Sedangkan menurut Imam Syafi’i, rukhshah (keringanan) tidak melaksanakan salat Jumat hanya berlaku bagi orang perkampungan saja, bukan orang perkotaan. Ia bersandar kepada riwayat Utsman, ia (Utsman) berkhutbah pada hari raya yang bertepatan pada hari Jumat
“Siapa saja masyarakat daerah ‘Aliyah (daerah di atas Najd menuju Tihamah hingga belakang Makkah) yang hendak melaksanakan salat Jumat hendaknya ia menunggu, dan siapa yang ingin pulang maka pulanglah” (HR Malik dalam Al-Muwatha)
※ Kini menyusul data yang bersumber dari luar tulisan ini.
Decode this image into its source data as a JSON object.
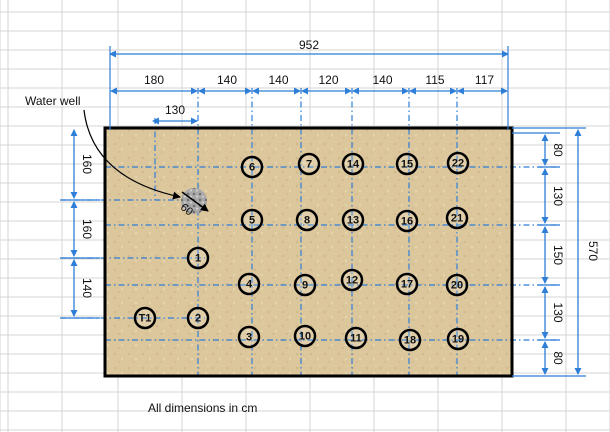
{
  "dimensions": {
    "total_width": "952",
    "top_segments": [
      "180",
      "140",
      "140",
      "120",
      "140",
      "115",
      "117"
    ],
    "well_offset": "130",
    "left_segments": [
      "160",
      "160",
      "140"
    ],
    "right_segments": [
      "80",
      "130",
      "150",
      "130",
      "80"
    ],
    "total_height": "570",
    "well_diameter": "60"
  },
  "labels": {
    "water_well": "Water well",
    "footer_note": "All dimensions in cm"
  },
  "points": [
    {
      "label": "6"
    },
    {
      "label": "7"
    },
    {
      "label": "14"
    },
    {
      "label": "15"
    },
    {
      "label": "22"
    },
    {
      "label": "5"
    },
    {
      "label": "8"
    },
    {
      "label": "13"
    },
    {
      "label": "16"
    },
    {
      "label": "21"
    },
    {
      "label": "1"
    },
    {
      "label": "4"
    },
    {
      "label": "9"
    },
    {
      "label": "12"
    },
    {
      "label": "17"
    },
    {
      "label": "20"
    },
    {
      "label": "T1"
    },
    {
      "label": "2"
    },
    {
      "label": "3"
    },
    {
      "label": "10"
    },
    {
      "label": "11"
    },
    {
      "label": "18"
    },
    {
      "label": "19"
    }
  ],
  "colors": {
    "dimension_line": "#2f7ed8",
    "plot_fill": "#d9c49a",
    "plot_border": "#000000",
    "grid": "#d4d4d4",
    "well": "#9a9a9a"
  }
}
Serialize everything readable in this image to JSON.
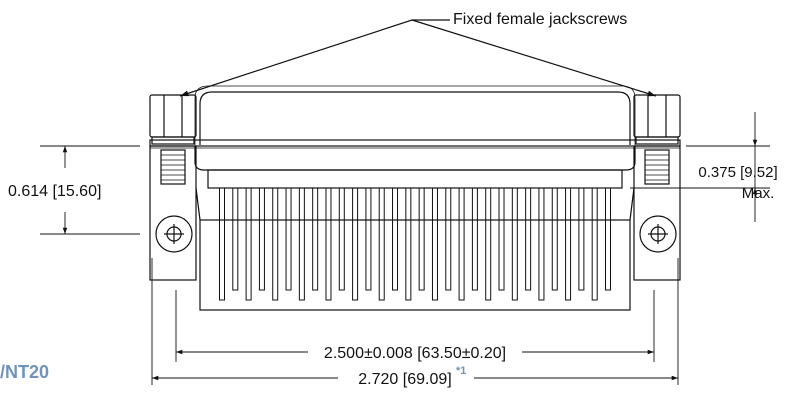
{
  "callout": {
    "label": "Fixed female jackscrews"
  },
  "dimensions": {
    "height_left": "0.614 [15.60]",
    "height_right_value": "0.375 [9.52]",
    "height_right_note": "Max.",
    "width_inner": "2.500±0.008 [63.50±0.20]",
    "width_outer": "2.720 [69.09]",
    "width_outer_note": "*1"
  },
  "part_tag": "/NT20",
  "colors": {
    "line": "#111111",
    "accent": "#6f93bd"
  },
  "pin_count": 30
}
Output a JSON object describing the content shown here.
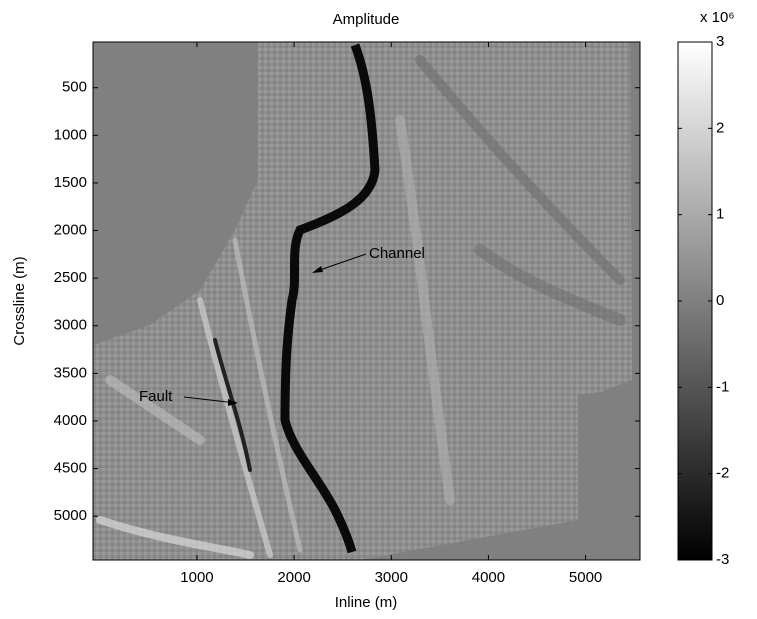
{
  "chart_data": {
    "type": "image",
    "title": "Amplitude",
    "x_label": "Inline (m)",
    "y_label": "Crossline (m)",
    "xlim": [
      -70,
      5560
    ],
    "xticks": [
      1000,
      2000,
      3000,
      4000,
      5000
    ],
    "ylim": [
      5460,
      20
    ],
    "yticks": [
      500,
      1000,
      1500,
      2000,
      2500,
      3000,
      3500,
      4000,
      4500,
      5000
    ],
    "colorbar": {
      "lim": [
        -3,
        3
      ],
      "ticks": [
        -3,
        -2,
        -1,
        0,
        1,
        2,
        3
      ],
      "multiplier": "x 10⁶",
      "colors": [
        "#000000",
        "#ffffff"
      ]
    },
    "annotations": [
      "Channel",
      "Fault"
    ]
  }
}
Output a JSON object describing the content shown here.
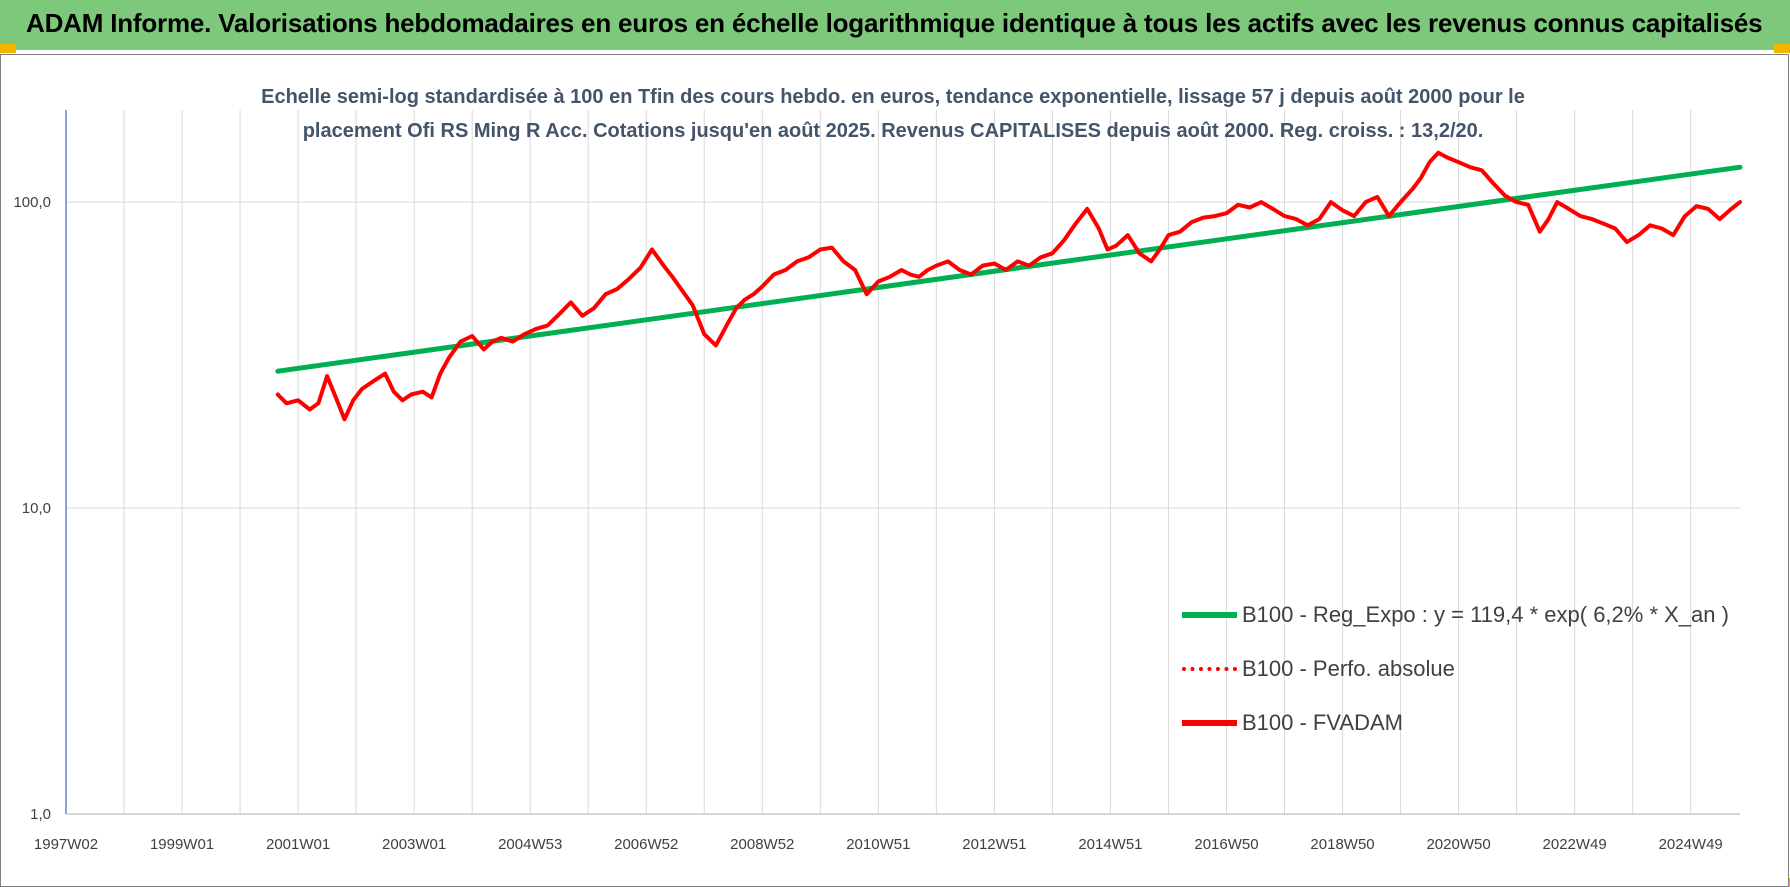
{
  "banner": {
    "title": "ADAM Informe. Valorisations hebdomadaires en euros en échelle logarithmique identique à tous les actifs avec les revenus connus capitalisés",
    "color": "#7dc87a"
  },
  "chart_data": {
    "type": "line",
    "title_lines": [
      "Echelle semi-log standardisée à 100 en Tfin des cours hebdo. en euros, tendance exponentielle, lissage 57 j depuis août 2000 pour le",
      "placement Ofi RS Ming R Acc. Cotations jusqu'en août 2025. Revenus CAPITALISES depuis août 2000. Reg. croiss. : 13,2/20."
    ],
    "y_scale": "log",
    "ylim": [
      1,
      200
    ],
    "y_ticks": [
      {
        "value": 1,
        "label": "1,0"
      },
      {
        "value": 10,
        "label": "10,0"
      },
      {
        "value": 100,
        "label": "100,0"
      }
    ],
    "xlim": [
      1997.0,
      2025.85
    ],
    "x_ticks": [
      {
        "value": 1997.0,
        "label": "1997W02"
      },
      {
        "value": 1999.0,
        "label": "1999W01"
      },
      {
        "value": 2001.0,
        "label": "2001W01"
      },
      {
        "value": 2003.0,
        "label": "2003W01"
      },
      {
        "value": 2005.0,
        "label": "2004W53"
      },
      {
        "value": 2007.0,
        "label": "2006W52"
      },
      {
        "value": 2009.0,
        "label": "2008W52"
      },
      {
        "value": 2011.0,
        "label": "2010W51"
      },
      {
        "value": 2013.0,
        "label": "2012W51"
      },
      {
        "value": 2015.0,
        "label": "2014W51"
      },
      {
        "value": 2017.0,
        "label": "2016W50"
      },
      {
        "value": 2019.0,
        "label": "2018W50"
      },
      {
        "value": 2021.0,
        "label": "2020W50"
      },
      {
        "value": 2023.0,
        "label": "2022W49"
      },
      {
        "value": 2025.0,
        "label": "2024W49"
      }
    ],
    "grid": "vertical and horizontal",
    "legend_position": "bottom-right",
    "series": [
      {
        "name": "B100 - Reg_Expo : y = 119,4 * exp( 6,2% *  X_an )",
        "color": "#00b050",
        "style": "solid",
        "x": [
          2000.65,
          2025.85
        ],
        "y": [
          28.0,
          130.0
        ]
      },
      {
        "name": "B100 - Perfo. absolue",
        "color": "#ff0000",
        "style": "dotted",
        "x": [],
        "y": []
      },
      {
        "name": "B100 - FVADAM",
        "color": "#ff0000",
        "style": "solid",
        "x": [
          2000.65,
          2000.8,
          2001.0,
          2001.2,
          2001.35,
          2001.5,
          2001.65,
          2001.8,
          2001.95,
          2002.1,
          2002.3,
          2002.5,
          2002.65,
          2002.8,
          2002.95,
          2003.15,
          2003.3,
          2003.45,
          2003.6,
          2003.8,
          2004.0,
          2004.2,
          2004.35,
          2004.5,
          2004.7,
          2004.9,
          2005.1,
          2005.3,
          2005.5,
          2005.7,
          2005.9,
          2006.1,
          2006.3,
          2006.5,
          2006.7,
          2006.9,
          2007.1,
          2007.3,
          2007.45,
          2007.6,
          2007.8,
          2008.0,
          2008.2,
          2008.4,
          2008.55,
          2008.7,
          2008.85,
          2009.0,
          2009.2,
          2009.4,
          2009.6,
          2009.8,
          2010.0,
          2010.2,
          2010.4,
          2010.6,
          2010.8,
          2011.0,
          2011.2,
          2011.4,
          2011.55,
          2011.7,
          2011.85,
          2012.0,
          2012.2,
          2012.4,
          2012.6,
          2012.8,
          2013.0,
          2013.2,
          2013.4,
          2013.6,
          2013.8,
          2014.0,
          2014.2,
          2014.4,
          2014.6,
          2014.8,
          2014.95,
          2015.1,
          2015.3,
          2015.5,
          2015.7,
          2015.85,
          2016.0,
          2016.2,
          2016.4,
          2016.6,
          2016.8,
          2017.0,
          2017.2,
          2017.4,
          2017.6,
          2017.8,
          2018.0,
          2018.2,
          2018.4,
          2018.6,
          2018.8,
          2019.0,
          2019.2,
          2019.4,
          2019.6,
          2019.8,
          2020.0,
          2020.2,
          2020.35,
          2020.5,
          2020.65,
          2020.8,
          2021.0,
          2021.2,
          2021.4,
          2021.6,
          2021.8,
          2022.0,
          2022.2,
          2022.4,
          2022.55,
          2022.7,
          2022.9,
          2023.1,
          2023.3,
          2023.5,
          2023.7,
          2023.9,
          2024.1,
          2024.3,
          2024.5,
          2024.7,
          2024.9,
          2025.1,
          2025.3,
          2025.5,
          2025.7,
          2025.85
        ],
        "y": [
          23.5,
          22.0,
          22.5,
          21.0,
          22.0,
          27.0,
          23.0,
          19.5,
          22.5,
          24.5,
          26.0,
          27.5,
          24.0,
          22.5,
          23.5,
          24.0,
          23.0,
          27.5,
          31.0,
          35.0,
          36.5,
          33.0,
          35.0,
          36.0,
          35.0,
          37.0,
          38.5,
          39.5,
          43.0,
          47.0,
          42.5,
          45.0,
          50.0,
          52.0,
          56.0,
          61.0,
          70.0,
          62.0,
          57.0,
          52.0,
          46.0,
          37.0,
          34.0,
          40.0,
          45.0,
          48.0,
          50.0,
          53.0,
          58.0,
          60.0,
          64.0,
          66.0,
          70.0,
          71.0,
          64.0,
          60.0,
          50.0,
          55.0,
          57.0,
          60.0,
          58.0,
          57.0,
          60.0,
          62.0,
          64.0,
          60.0,
          58.0,
          62.0,
          63.0,
          60.0,
          64.0,
          62.0,
          66.0,
          68.0,
          75.0,
          85.0,
          95.0,
          82.0,
          70.0,
          72.0,
          78.0,
          68.0,
          64.0,
          70.0,
          78.0,
          80.0,
          86.0,
          89.0,
          90.0,
          92.0,
          98.0,
          96.0,
          100.0,
          95.0,
          90.0,
          88.0,
          84.0,
          88.0,
          100.0,
          94.0,
          90.0,
          100.0,
          104.0,
          90.0,
          100.0,
          110.0,
          120.0,
          135.0,
          145.0,
          140.0,
          135.0,
          130.0,
          127.0,
          115.0,
          105.0,
          100.0,
          98.0,
          80.0,
          88.0,
          100.0,
          95.0,
          90.0,
          88.0,
          85.0,
          82.0,
          74.0,
          78.0,
          84.0,
          82.0,
          78.0,
          90.0,
          97.0,
          95.0,
          88.0,
          95.0,
          100.0
        ]
      }
    ]
  }
}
Pada masa itu, belum banyak masjid besar, sehingga orang perkampungan harus menempuh jarak jauh menuju masjid di kota. Oleh karena itu mereka diberi keringanan, boleh menunggu hingga datang waktu salat Jumat, atau langsung kembali dan tidak melaksanakan salat Jumat.
Meskipun demikian, di Indonesia, kita sangat mudah menjumpai masjid, sekalipun di perkampungan. Berbeda dengan kondisi perkampungan di Arab kala itu.
Menurut Imam Malik dan Imam Abu Hanifqah, apabila dua hari raya bertepatan dalam satu hari, salat Id tetap disunahkan dan salat Jumat tetap diwajibkan. Keduanya tak bisa saling menggugurkan.
Demi kehati-hatian mengambil keputusan hukum, jika tidak ada uzur seperti sakit, serta jarak antara rumah dan masjid tidak begitu jauh, sebaiknya tetap melaksanakan salat Jumat.